大前研一さんの最新刊。大前ファンとして、早速読んでみた。
まず最初は、マネー力を磨くための世界情勢の確認。日本国内だけに目を向けていたのではダメで、幅広く世界の動向に注目すべきとのこと。そもそも日本は、国の借金が800兆円、年金の債務も殆ど同じ額あるので、その借金をチャラにするために、個人資産1500兆が狙われており、例えば、2004年に新札を発行した時に旧札との交換レートを調整しようとしたが、その交換をATMでやろうとして、メーカーの技術者から情報が漏れて未遂に終わったという話は初耳であった。
また、ユーロが規律のある通貨であるのに対し、ドルは米国が印刷機を回せば回すほど発行されるため、このまま行くと、ドルの暴落する可能性が否めず、それを防ぐために、ドルとユーロが統合され、ユーラーとかドーロといった通貨が生まれるとの予想をされており、さすがという感じだ。

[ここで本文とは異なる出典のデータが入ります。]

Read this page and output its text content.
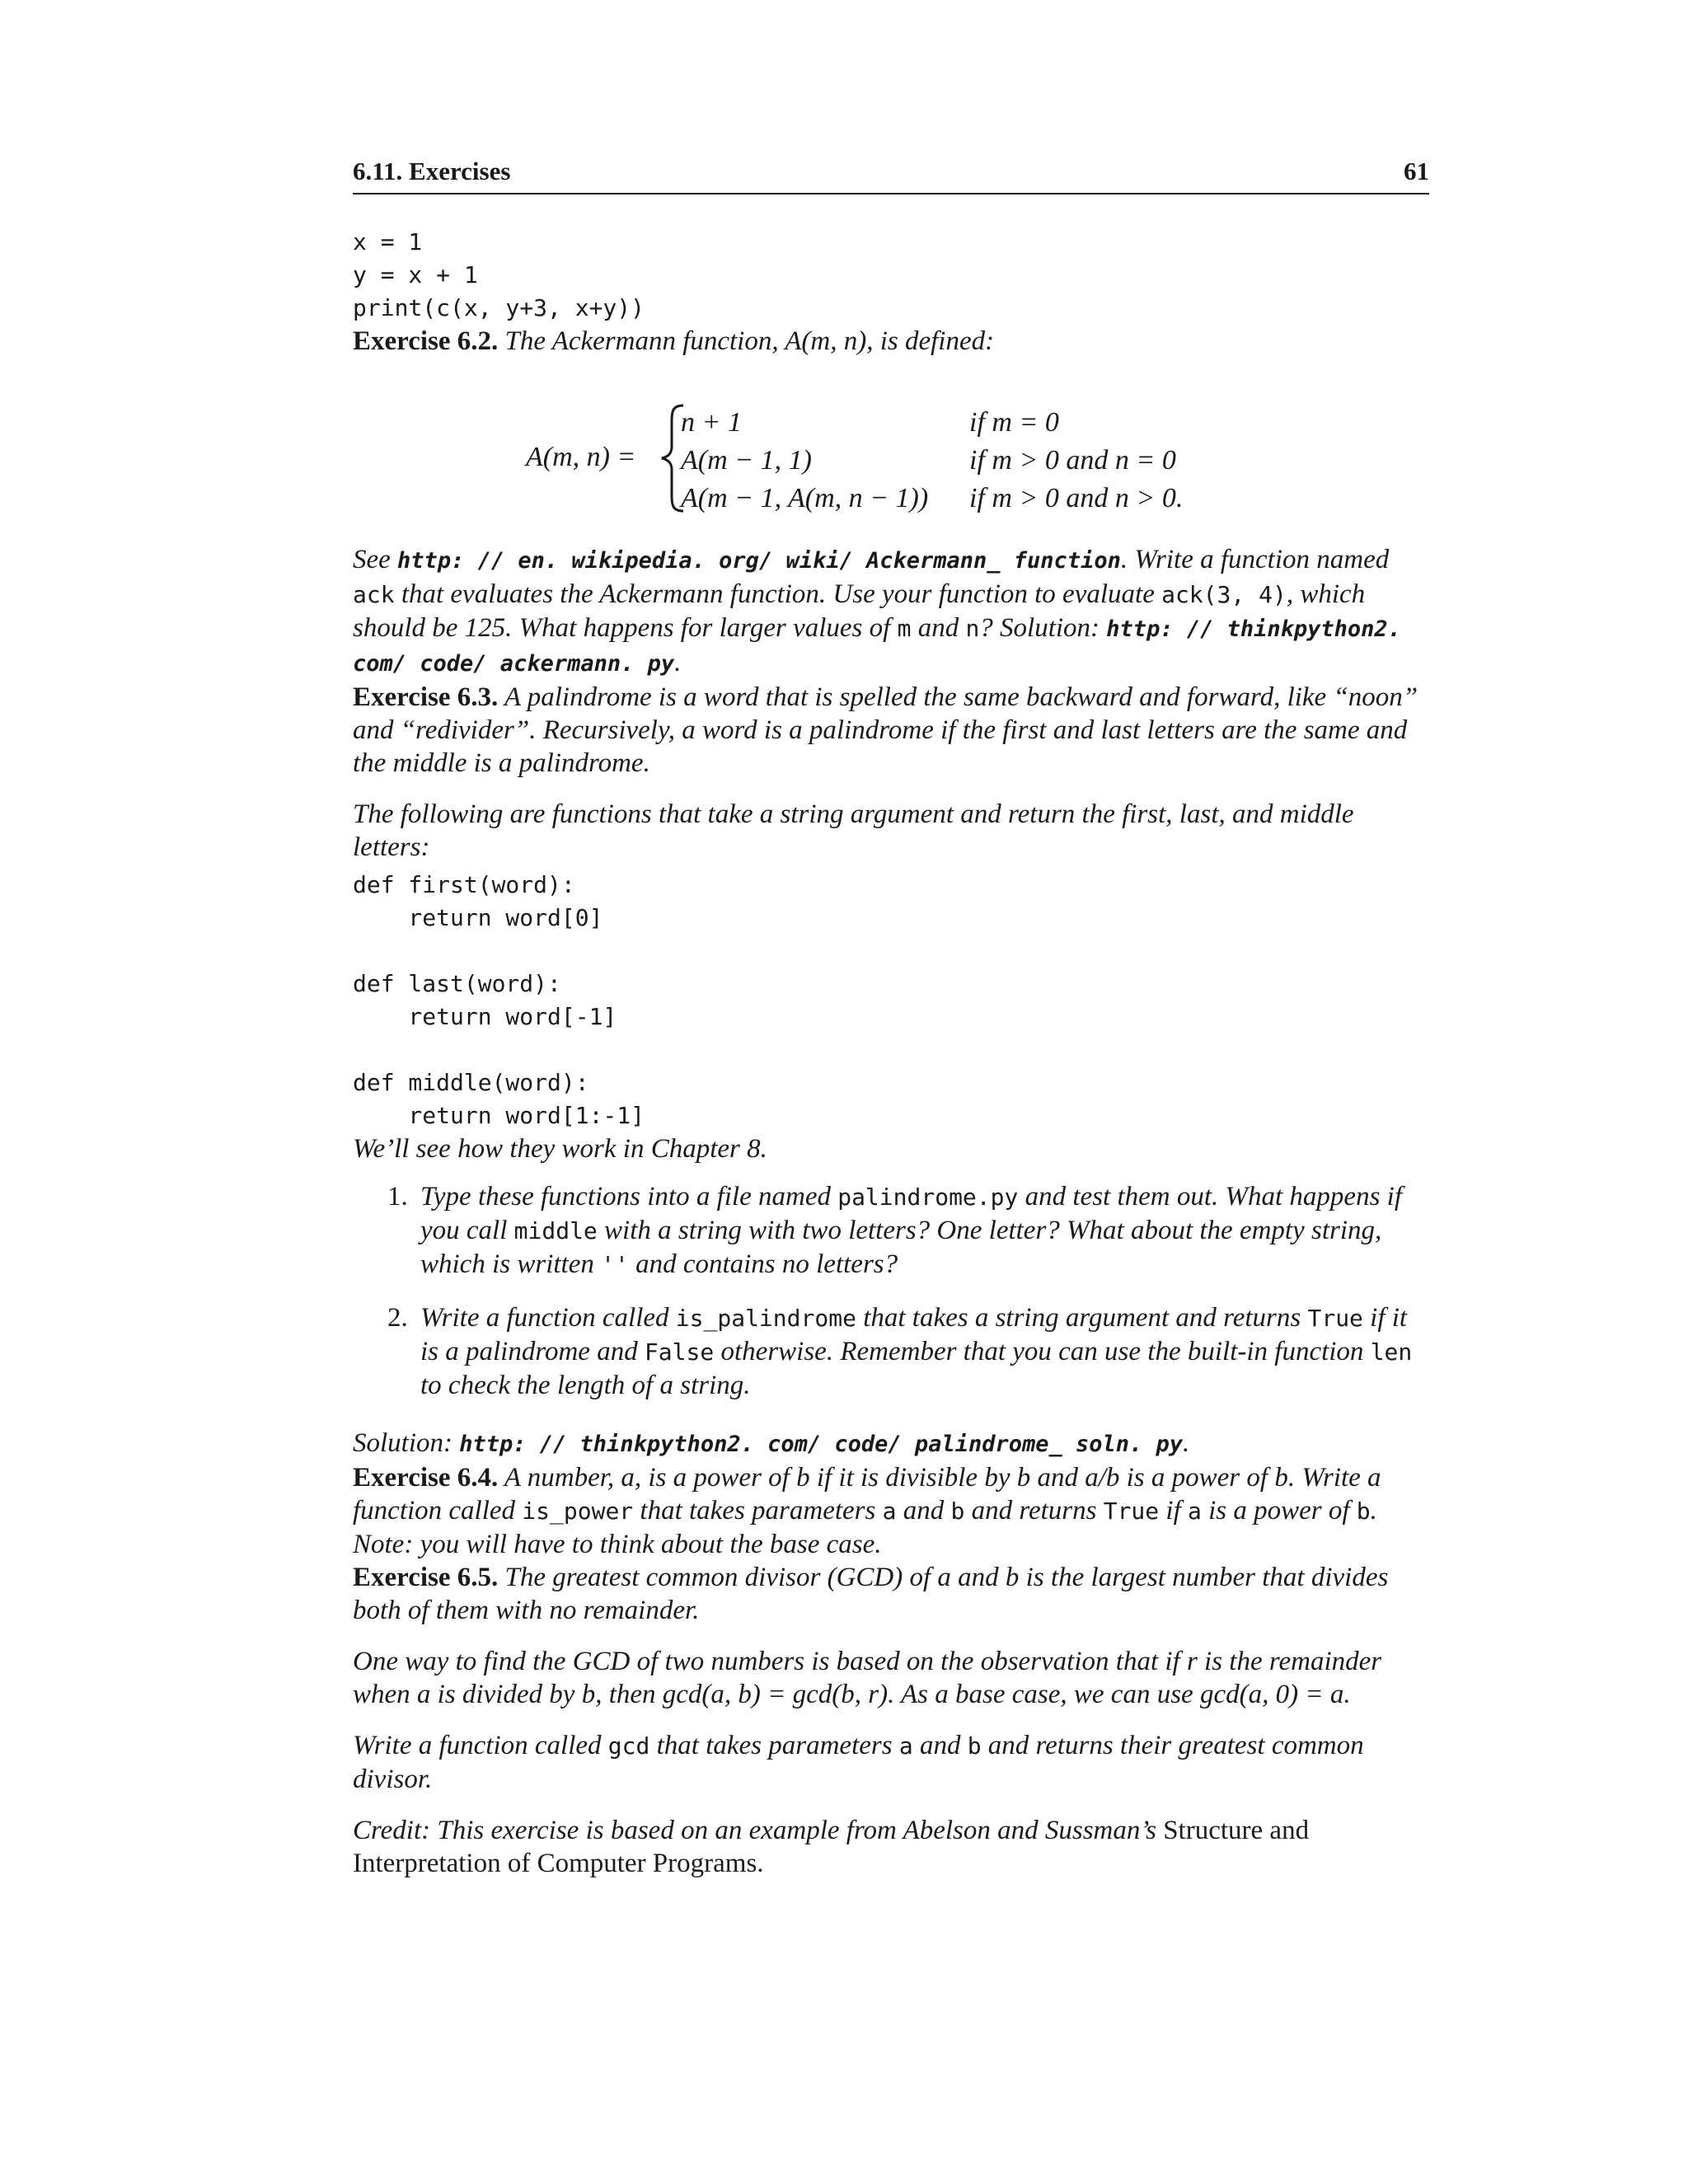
6.11. Exercises	61
x = 1
y = x + 1
print(c(x, y+3, x+y))

Exercise 6.2. The Ackermann function, A(m, n), is defined:

A(m, n) =
n + 1	if m = 0
A(m − 1, 1)	if m > 0 and n = 0
A(m − 1, A(m, n − 1))	if m > 0 and n > 0.

See http: // en. wikipedia. org/ wiki/ Ackermann_ function. Write a function named ack that evaluates the Ackermann function. Use your function to evaluate ack(3, 4), which should be 125. What happens for larger values of m and n? Solution: http: // thinkpython2. com/ code/ ackermann. py.

Exercise 6.3. A palindrome is a word that is spelled the same backward and forward, like “noon” and “redivider”. Recursively, a word is a palindrome if the first and last letters are the same and the middle is a palindrome.

The following are functions that take a string argument and return the first, last, and middle letters:

def first(word):
return word[0]

def last(word):
return word[-1]

def middle(word):
return word[1:-1]

We’ll see how they work in Chapter 8.

1. Type these functions into a file named palindrome.py and test them out. What happens if you call middle with a string with two letters? One letter? What about the empty string, which is written '' and contains no letters?
2. Write a function called is_palindrome that takes a string argument and returns True if it is a palindrome and False otherwise. Remember that you can use the built-in function len to check the length of a string.

Solution: http: // thinkpython2. com/ code/ palindrome_ soln. py.

Exercise 6.4. A number, a, is a power of b if it is divisible by b and a/b is a power of b. Write a function called is_power that takes parameters a and b and returns True if a is a power of b. Note: you will have to think about the base case.

Exercise 6.5. The greatest common divisor (GCD) of a and b is the largest number that divides both of them with no remainder.

One way to find the GCD of two numbers is based on the observation that if r is the remainder when a is divided by b, then gcd(a, b) = gcd(b, r). As a base case, we can use gcd(a, 0) = a.

Write a function called gcd that takes parameters a and b and returns their greatest common divisor.

Credit: This exercise is based on an example from Abelson and Sussman’s Structure and Interpretation of Computer Programs.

マネー力といった基準で見ると、米国でも80年代頃までは、資産運用よりも勤勉が重んじられていたものの、レーガン政権の頃から資産運用を学ぶようになり、英国でもドイツでも、英語を通じて資産運用を身につけるようになったらしい。ただ、そこから先の肝心のマネー力の習得方法については、「大前研一の株式・資産形成講座」のコマーシャルばかりで、果ては、お決まりの相続税贈与税の暫定ゼロ化と、山手線内側の全面高層化、道州制の導入の3点セットでお終いだったので、大前さんの本をよく読んでいる方であれば、あまり、新たな知見はなく、もし読むなら、ブックオフで買えば十分な本だった。
マネー力ということであれば、邱永漢の「新・メシの食える経済学」とか、古くは藤田田の「ユダヤの商法」をお勧めしたい。